Le rez-de-chaussée se décompose en deux parties, un local associatif de 82 m2 et la crèche qui dispose d’une surface de 390 m2 environ. La crèche pourra accueillir 25 enfants. Elle est composée :
- de 2 salles d’activités (salle de jeux),
- de 4 salles de repos,
- d’une salle d’isolement,
- de 2 salles de propreté,
- d’un sanitaire public – handicapé,
- d'un bureau,
- d'une salle de restaurant,
- d’une partie zone de préparation et locaux associés

Descriptif technique :
- Les caractéristiques thermiques des bâtiments vont atteindre Cref-10.8% (c'est-à-dire plus performant de 10.8% par rapport aux consommations de références réglementaires), donc le bâtiment peut être classé HPE (haute performance énergétique),
- La ventilation de la crèche est traitée par une ventilation générale double flux,
- Le chauffage se fera par une chaudière à condensation, avec une zone en plancher chauffant et l’autre en radiateur.
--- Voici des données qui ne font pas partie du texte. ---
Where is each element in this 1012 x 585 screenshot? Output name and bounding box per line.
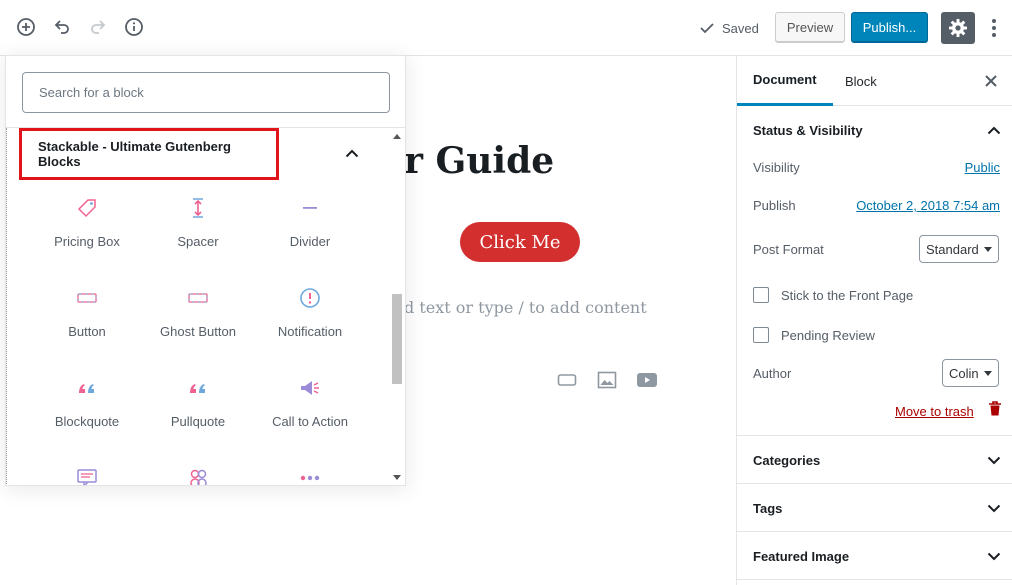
post-title[interactable]: r Guide <box>404 140 554 182</box>
block-label: Pullquote <box>170 414 226 429</box>
block-item-team-member[interactable] <box>148 466 248 485</box>
chevron-down-icon <box>984 371 992 376</box>
check-icon <box>700 22 714 34</box>
block-item-ghost-button[interactable]: Ghost Button <box>148 286 248 366</box>
publish-date-link[interactable]: October 2, 2018 7:54 am <box>856 198 1000 213</box>
post-format-value: Standard <box>926 241 979 257</box>
tags-panel-title[interactable]: Tags <box>753 501 782 516</box>
team-member-icon <box>186 466 210 485</box>
featured-image-panel-title[interactable]: Featured Image <box>753 549 849 564</box>
block-item-pricing-box[interactable]: Pricing Box <box>37 196 137 276</box>
block-label: Call to Action <box>272 414 348 429</box>
panel-divider <box>737 579 1012 580</box>
ghost-button-icon <box>186 286 210 310</box>
tab-document[interactable]: Document <box>737 56 833 106</box>
panel-divider <box>737 483 1012 484</box>
saved-status: Saved <box>700 19 759 37</box>
chevron-up-icon[interactable] <box>985 121 1003 139</box>
panel-divider <box>737 435 1012 436</box>
pullquote-icon <box>186 376 210 400</box>
megaphone-icon <box>298 376 322 400</box>
block-item-button[interactable]: Button <box>37 286 137 366</box>
editor-toolbar: Saved Preview Publish... <box>0 0 1012 56</box>
chevron-down-icon[interactable] <box>985 451 1003 469</box>
undo-icon[interactable] <box>51 16 73 38</box>
author-label: Author <box>753 366 792 381</box>
preview-button[interactable]: Preview <box>775 12 845 43</box>
block-label: Divider <box>289 234 331 249</box>
notification-icon <box>298 286 322 310</box>
video-block-icon[interactable] <box>636 370 658 390</box>
chevron-up-icon[interactable] <box>343 144 361 162</box>
saved-label: Saved <box>722 20 759 36</box>
block-item-call-to-action[interactable]: Call to Action <box>260 376 360 456</box>
block-label: Spacer <box>177 234 219 249</box>
block-list: Stackable - Ultimate Gutenberg Blocks Pr… <box>6 128 405 485</box>
scroll-up-arrow-icon[interactable] <box>393 134 401 139</box>
sidebar-tabs: Document Block <box>737 56 1012 106</box>
publish-label: Publish <box>753 198 796 213</box>
paragraph-placeholder[interactable]: d text or type / to add content <box>404 298 647 317</box>
block-label: Pricing Box <box>54 234 120 249</box>
pending-review-label[interactable]: Pending Review <box>781 328 875 343</box>
inserter-search-area <box>6 56 405 128</box>
block-inserter-popover: Stackable - Ultimate Gutenberg Blocks Pr… <box>5 55 406 486</box>
block-label: Button <box>68 324 106 339</box>
author-select[interactable]: Colin <box>942 359 999 387</box>
cta-button[interactable]: Click Me <box>460 222 580 262</box>
pending-review-checkbox[interactable] <box>753 327 769 343</box>
sticky-label[interactable]: Stick to the Front Page <box>781 288 913 303</box>
testimonial-icon <box>75 466 99 485</box>
block-label: Blockquote <box>54 414 120 429</box>
block-search-input[interactable] <box>22 72 390 113</box>
categories-panel-title[interactable]: Categories <box>753 453 820 468</box>
block-label: Ghost Button <box>160 324 236 339</box>
plus-circle-icon[interactable] <box>15 16 37 38</box>
block-item-divider[interactable]: Divider <box>260 196 360 276</box>
gear-icon[interactable] <box>941 12 975 44</box>
status-visibility-title[interactable]: Status & Visibility <box>753 123 863 138</box>
settings-sidebar: Document Block Status & Visibility Visib… <box>736 56 1012 585</box>
chevron-down-icon[interactable] <box>985 547 1003 565</box>
blockquote-icon <box>75 376 99 400</box>
publish-button[interactable]: Publish... <box>851 12 928 43</box>
post-format-select[interactable]: Standard <box>919 235 999 263</box>
button-block-icon[interactable] <box>556 370 578 390</box>
block-item-pullquote[interactable]: Pullquote <box>148 376 248 456</box>
block-item-spacer[interactable]: Spacer <box>148 196 248 276</box>
close-icon[interactable] <box>981 71 1001 91</box>
trash-icon[interactable] <box>986 400 1004 418</box>
divider-icon <box>298 196 322 220</box>
scroll-down-arrow-icon[interactable] <box>393 475 401 480</box>
redo-icon[interactable] <box>87 16 109 38</box>
block-item-blockquote[interactable]: Blockquote <box>37 376 137 456</box>
panel-divider <box>737 531 1012 532</box>
block-item-testimonial[interactable] <box>37 466 137 485</box>
more-dots-icon <box>298 466 322 485</box>
visibility-link[interactable]: Public <box>965 160 1000 175</box>
more-vertical-icon[interactable] <box>984 16 1004 40</box>
block-item-more[interactable] <box>260 466 360 485</box>
post-format-label: Post Format <box>753 242 824 257</box>
author-value: Colin <box>949 365 979 381</box>
price-tag-icon <box>75 196 99 220</box>
chevron-down-icon[interactable] <box>985 499 1003 517</box>
chevron-down-icon <box>984 247 992 252</box>
info-icon[interactable] <box>123 16 145 38</box>
image-block-icon[interactable] <box>596 370 618 390</box>
stackable-panel-header[interactable]: Stackable - Ultimate Gutenberg Blocks <box>19 128 279 180</box>
visibility-label: Visibility <box>753 160 800 175</box>
tab-block[interactable]: Block <box>845 56 877 106</box>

La régulation se fera soit par thermostat soit par robinet thermostatique,
- L’eau chaude sanitaire se fera par un cumulus électrique (ni un système solaire, ni une production par la chaudière installée n’étaient pertinents, compte tenu de l’utilisation de l’eau chaude sanitaire dans la crèche),
- L’éclairage naturel a été favorisé,
- La surchauffe a été maitrisée par un choix de distribution des pièces de vie.